Na presunção   está diante do juiz um facto diverso daquele que importa provar , mas que a lei reputa concomitante deste último. Na dispensa a lei admite desde logo como certo dado facto se não for provado o contrário.
[9] Segundo essa norma:
Artigo 799.º
(Presunção de culpa e apreciação desta)
1. Incumbe ao devedor provar que a falta de cumprimento ou o cumprimento defeituoso da obrigação não procede de culpa sua.
2. A culpa é apreciada nos termos aplicáveis à responsabilidade civil.
[10] Vide processo 3244/2003-4 in Base de Dados do ITIJ (www.dgsi.pt).
[11] Que logrou o seguinte sumário:
«
I. Na fixação do valor da indemnização em substituição da reintegração deve atender-se ao valor da retribuição, ao grau de ilicitude do despedimento e ainda ao tempo decorrido desde o despedimento até ao trânsito em julgado da decisão judicial.
II. O valor da retribuição é ponderado na graduação da indemnização que tenderá a ser mais elevada para um trabalhador que aufira uma remuneração inferior à média e menor quando a retribuição se situa acima da média.
III. O grau de ilicitude do despedimento é ponderado atenta a graduação estabelecida no art.º 381.º do Código do Trabalho, devendo-se atender ao grau de culpa do empregador, nomeadamente na apreciação do motivo justificativo invocado.
IV. O tempo decorrido desde o despedimento até ao trânsito em julgado da decisão judicial deve ser considerado, sendo razoável que o montante da indemnização seja tanto menor quanto maior for o dos salários intercalares.
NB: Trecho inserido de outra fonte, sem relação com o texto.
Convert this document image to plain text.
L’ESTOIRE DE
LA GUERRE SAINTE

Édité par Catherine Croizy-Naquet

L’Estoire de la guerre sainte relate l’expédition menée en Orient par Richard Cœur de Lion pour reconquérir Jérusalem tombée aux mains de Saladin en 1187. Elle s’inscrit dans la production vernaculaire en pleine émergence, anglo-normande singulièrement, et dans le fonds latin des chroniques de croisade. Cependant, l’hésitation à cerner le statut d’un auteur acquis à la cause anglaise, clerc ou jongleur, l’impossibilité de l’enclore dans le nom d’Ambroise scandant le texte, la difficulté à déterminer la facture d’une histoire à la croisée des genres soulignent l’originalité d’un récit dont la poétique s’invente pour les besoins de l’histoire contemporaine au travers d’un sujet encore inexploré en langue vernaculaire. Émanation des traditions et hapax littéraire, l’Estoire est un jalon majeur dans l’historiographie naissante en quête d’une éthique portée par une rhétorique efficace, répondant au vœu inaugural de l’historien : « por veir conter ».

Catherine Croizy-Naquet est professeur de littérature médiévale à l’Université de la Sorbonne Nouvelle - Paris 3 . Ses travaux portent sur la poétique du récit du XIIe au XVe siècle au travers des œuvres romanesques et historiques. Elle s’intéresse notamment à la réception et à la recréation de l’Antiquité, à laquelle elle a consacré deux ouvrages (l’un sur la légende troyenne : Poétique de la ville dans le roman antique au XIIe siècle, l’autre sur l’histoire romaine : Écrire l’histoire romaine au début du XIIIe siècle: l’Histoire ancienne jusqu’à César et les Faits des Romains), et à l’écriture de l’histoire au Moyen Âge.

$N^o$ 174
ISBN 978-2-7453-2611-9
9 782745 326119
V. É adequada uma indemnização em substituição da reintegração graduada em vinte e dois dias de retribuição base e diuturnidades num caso em que o despedimento foi declarado ilícito por violação do princípio da proporcionalidade, num quadro em que o grau de ilicitude do despedimento não se pode considerar elevado, tendo ainda em consideração que a retribuição auferida pelo trabalhador situa-se na média e que tendo o autor sido despedido em 02/02/2016 irá receber salários intercalares até ao trânsito em julgado da decisão do tribunal que declare a ilicitude do despedimento, o que ainda não se verificou.» - fim de transcrição.
[12] Vide fls. 7
[13] Disposição do então CT/2003 equivalente ao actual artigo 396º do CT/2009.
[14] As notas de rodapé devem ser consultadas no aresto.